EqualEyes: Auditing Vision Models for Fairness

Does your AI see all faces equally?

Inspiration

It began with a moment of frustration. e asked an image generator to create “a doctor and a nurse.” Every time, the doctor appeared male and the nurse female. No matter how we rephrased the prompt, the pattern stayed. That tiny difference stuck with us. As women studying AI, we realized how often technology mirrors stereotypes we fight in real life. That’s when we decided to build something that could expose and explain how these systems really “see” us.

What it does

EqualEyes analyzes how AI models interpret people across gender, race, emotion, and age. It takes in images or datasets, runs them through multiple open-source vision models, and visualizes where bias appears, whether an algorithm sees more men than women, misreads emotions differently across faces, or skews toward one demographic.

How we built it

We started with the Flickr30K dataset for real-world images, then built a full pipeline in Python using PyTorch, OpenCV, and Hugging Face models for gender, emotion, and age classification. We combined outputs into a bias-scoring framework that calculates imbalance and generates dashboards for visual insight. Everything runs locally, no paid APIs, no external dependencies, so it’s transparent and accessible.

Challenges we ran into

Everything broke at least once. Dependencies like facenet-pytorch crashed our environment. Datasets were deprecated. We had to rebuild the architecture around lightweight, offline-first models. The harder part was designing a fair metric for bias, how do you measure something so contextual? We ended up defining our own intersectional bias score across attributes.

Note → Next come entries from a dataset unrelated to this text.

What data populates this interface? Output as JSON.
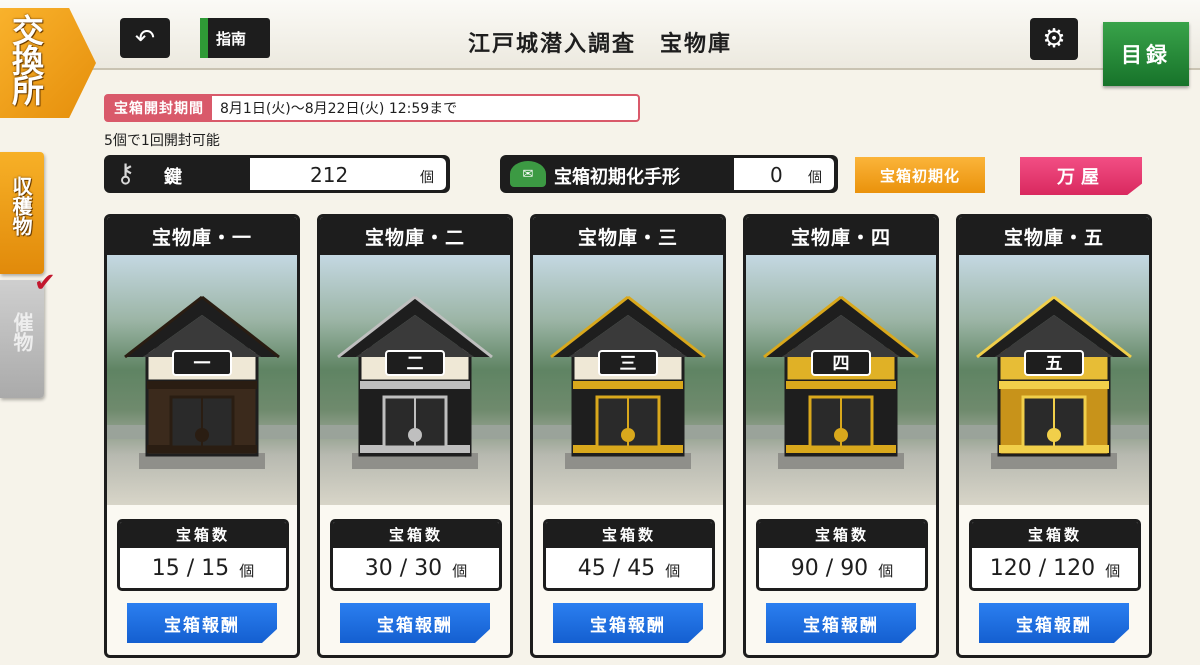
{
  "header": {
    "exchange_tab": "交換所",
    "guide_label": "指南",
    "title": "江戸城潜入調査　宝物庫",
    "catalog_label": "目録",
    "back_icon": "back-arrow-icon",
    "settings_icon": "gear-icon"
  },
  "side_tabs": [
    {
      "label": "収穫物",
      "active": true
    },
    {
      "label": "催物",
      "active": false
    }
  ],
  "period": {
    "label": "宝箱開封期間",
    "value": "8月1日(火)〜8月22日(火) 12:59まで"
  },
  "open_note": "5個で1回開封可能",
  "resources": {
    "key": {
      "label": "鍵",
      "count": "212",
      "unit": "個",
      "icon": "key-icon"
    },
    "reset_ticket": {
      "label": "宝箱初期化手形",
      "count": "0",
      "unit": "個",
      "icon": "ticket-icon"
    }
  },
  "buttons": {
    "reset_chest": "宝箱初期化",
    "shop": "万屋"
  },
  "vaults": [
    {
      "title": "宝物庫・一",
      "numeral": "一",
      "count_label": "宝箱数",
      "count": "15 / 15",
      "unit": "個",
      "reward": "宝箱報酬",
      "body": "#3b2a1c",
      "trim": "#2a1d12",
      "wall": "#efe8d6"
    },
    {
      "title": "宝物庫・二",
      "numeral": "二",
      "count_label": "宝箱数",
      "count": "30 / 30",
      "unit": "個",
      "reward": "宝箱報酬",
      "body": "#1e1e1e",
      "trim": "#bfbfbf",
      "wall": "#efe8d6"
    },
    {
      "title": "宝物庫・三",
      "numeral": "三",
      "count_label": "宝箱数",
      "count": "45 / 45",
      "unit": "個",
      "reward": "宝箱報酬",
      "body": "#1e1e1e",
      "trim": "#d9a81c",
      "wall": "#efe8d6"
    },
    {
      "title": "宝物庫・四",
      "numeral": "四",
      "count_label": "宝箱数",
      "count": "90 / 90",
      "unit": "個",
      "reward": "宝箱報酬",
      "body": "#1e1e1e",
      "trim": "#d9a81c",
      "wall": "#e0b126"
    },
    {
      "title": "宝物庫・五",
      "numeral": "五",
      "count_label": "宝箱数",
      "count": "120 / 120",
      "unit": "個",
      "reward": "宝箱報酬",
      "body": "#c8931a",
      "trim": "#f1cf4a",
      "wall": "#e7bd36"
    }
  ]
}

Accomplishments that we're proud of

We turned a broken prototype into a working fairness platform that actually produces measurable, interpretable results. The system processes 200+ real images, detects bias patterns, and outputs a complete HTML dashboard. But what we’re most proud of is that we built something meaningful not just functional, while learning to question our own assumptions along the way.

What we learned

We learned that bias isn’t just in data, it’s in design choices, defaults, and how we interpret “normal.” We also learned how to debug dependencies under pressure, handle model conflicts, and collaborate without losing the human reason we started this project in the first place.

What's next for EqualEyes: Auditing Vision Models for Fairness

We plan to test EqualEyes directly on AI systems used in hiring and content moderation, expanding it to detect intersectional bias in real model outputs. We also want to add real-time video monitoring and publish our bias metrics as open standards so developers can evaluate fairness before deployment.